I realize that the latter is certainly not the best way to use CPU and Blitter competently (is no more a "parallel" task ).
But I would not use them to make simple cuncurrent EORs on chip memory areas.
All different, however, if they are used together for very different operations (logic for the blitter and ALU advanced with the processor).
In that case the performance gain is incredible.

[Kalms]

A more problematic aspect than the blitter intercepting the CPU is the CPU intercepting the blitter.

The blitter will fetch from its source channels, then the data is in transit within the blitter for a couple of cycles, then written out to the D channel. Worst case this is 7 bus cycles (ABCD active, A & D point to the same mem location, latency A -> pipeline -> D) ignoring other DMA. If the CPU modifies the memory location during those 7 bus cycles, the CPU result of the CPU operation will be overwritten by the blitter.

[ross]

Quote:

Originally Posted by Kalms

A more problematic aspect than the blitter intercepting the CPU is the CPU intercepting the blitter.

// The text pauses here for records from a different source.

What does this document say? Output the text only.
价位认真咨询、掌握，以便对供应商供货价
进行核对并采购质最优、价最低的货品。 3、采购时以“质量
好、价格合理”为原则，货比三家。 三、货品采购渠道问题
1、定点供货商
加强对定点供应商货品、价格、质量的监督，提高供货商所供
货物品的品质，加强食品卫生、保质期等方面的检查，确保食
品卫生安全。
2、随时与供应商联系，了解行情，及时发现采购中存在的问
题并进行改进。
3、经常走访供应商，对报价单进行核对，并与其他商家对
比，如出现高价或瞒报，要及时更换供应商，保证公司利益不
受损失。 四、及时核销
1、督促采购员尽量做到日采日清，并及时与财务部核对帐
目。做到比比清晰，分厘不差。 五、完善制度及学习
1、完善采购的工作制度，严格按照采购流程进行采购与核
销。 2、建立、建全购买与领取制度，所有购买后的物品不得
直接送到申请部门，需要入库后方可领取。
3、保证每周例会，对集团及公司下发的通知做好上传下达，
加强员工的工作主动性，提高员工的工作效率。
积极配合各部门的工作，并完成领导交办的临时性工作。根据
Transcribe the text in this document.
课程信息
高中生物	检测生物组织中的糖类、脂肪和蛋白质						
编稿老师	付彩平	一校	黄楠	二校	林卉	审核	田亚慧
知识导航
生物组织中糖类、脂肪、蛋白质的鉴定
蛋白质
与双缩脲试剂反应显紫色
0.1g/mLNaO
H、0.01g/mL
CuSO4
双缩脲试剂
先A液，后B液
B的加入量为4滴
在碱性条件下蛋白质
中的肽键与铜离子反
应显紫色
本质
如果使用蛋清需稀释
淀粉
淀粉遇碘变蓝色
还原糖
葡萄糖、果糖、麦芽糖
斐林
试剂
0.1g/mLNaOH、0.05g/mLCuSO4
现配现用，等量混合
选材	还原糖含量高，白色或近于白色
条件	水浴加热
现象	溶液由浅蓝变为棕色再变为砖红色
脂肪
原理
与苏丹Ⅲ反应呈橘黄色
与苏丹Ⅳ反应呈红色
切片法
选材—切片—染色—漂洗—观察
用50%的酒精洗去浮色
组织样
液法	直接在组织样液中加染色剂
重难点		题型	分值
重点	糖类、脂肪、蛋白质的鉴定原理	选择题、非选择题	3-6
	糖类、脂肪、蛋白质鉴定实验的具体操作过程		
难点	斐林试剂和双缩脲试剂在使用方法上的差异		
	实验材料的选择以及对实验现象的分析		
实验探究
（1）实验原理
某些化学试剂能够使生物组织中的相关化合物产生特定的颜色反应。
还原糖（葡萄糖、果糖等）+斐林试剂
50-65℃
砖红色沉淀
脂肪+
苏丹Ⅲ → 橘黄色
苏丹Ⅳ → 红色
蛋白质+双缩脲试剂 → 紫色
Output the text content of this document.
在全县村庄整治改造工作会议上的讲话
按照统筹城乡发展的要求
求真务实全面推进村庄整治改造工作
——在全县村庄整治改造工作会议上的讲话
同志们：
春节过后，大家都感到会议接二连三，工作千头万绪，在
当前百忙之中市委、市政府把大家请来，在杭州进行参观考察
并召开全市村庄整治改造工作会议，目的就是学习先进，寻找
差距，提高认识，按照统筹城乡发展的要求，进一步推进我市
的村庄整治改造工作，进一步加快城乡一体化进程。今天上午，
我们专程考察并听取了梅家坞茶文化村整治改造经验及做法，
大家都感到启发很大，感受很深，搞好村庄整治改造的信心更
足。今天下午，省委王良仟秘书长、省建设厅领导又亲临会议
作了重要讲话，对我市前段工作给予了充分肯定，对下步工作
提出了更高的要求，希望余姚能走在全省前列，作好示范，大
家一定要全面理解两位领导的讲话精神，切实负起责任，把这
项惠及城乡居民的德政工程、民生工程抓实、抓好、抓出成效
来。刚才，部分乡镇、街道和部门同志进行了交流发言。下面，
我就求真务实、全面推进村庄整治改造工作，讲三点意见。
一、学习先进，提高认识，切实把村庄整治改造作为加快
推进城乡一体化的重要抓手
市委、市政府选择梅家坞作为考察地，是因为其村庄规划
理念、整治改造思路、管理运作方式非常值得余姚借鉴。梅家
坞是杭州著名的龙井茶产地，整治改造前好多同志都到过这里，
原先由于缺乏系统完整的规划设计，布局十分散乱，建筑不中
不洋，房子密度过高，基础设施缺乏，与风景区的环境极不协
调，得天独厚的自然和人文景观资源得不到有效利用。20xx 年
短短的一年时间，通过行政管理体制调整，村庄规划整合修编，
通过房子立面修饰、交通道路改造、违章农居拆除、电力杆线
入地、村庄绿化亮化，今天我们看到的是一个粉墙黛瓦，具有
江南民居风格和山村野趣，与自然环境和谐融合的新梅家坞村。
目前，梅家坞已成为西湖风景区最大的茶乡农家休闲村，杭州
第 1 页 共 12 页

The blitter will fetch from its source channels, then the data is in transit within the blitter for a couple of cycles, then written out to the D channel. Worst case this is 7 bus cycles (ABCD active, A & D point to the same mem location, latency A -> pipeline -> D) ignoring other DMA. If the CPU modifies the memory location during those 7 bus cycles, the CPU result of the CPU operation will be overwritten by the blitter.

Absolutely right.
This is a mandatory (and working) case for BLTPRI.

[Toni Wilen]

I only meant there is no hardware side-effects.

It is (or at least should have been) obvious that any RMW cycle can be "interrupted" by higher priority channel or any channel if there are free cycle(s) between read and write.

[Crank]

What is "TAS"?

[Steve]

Quote:

Originally Posted by Crank

What is "TAS"?

http://68k.hax.com/TAS

[Hannibal]

I think I can guess what you are doing, and have considered the same thing. I concluded the cleanest solution was to add an extra back buffer, so the CPU can draw to buffer x-1 while blitter draws to buffer x.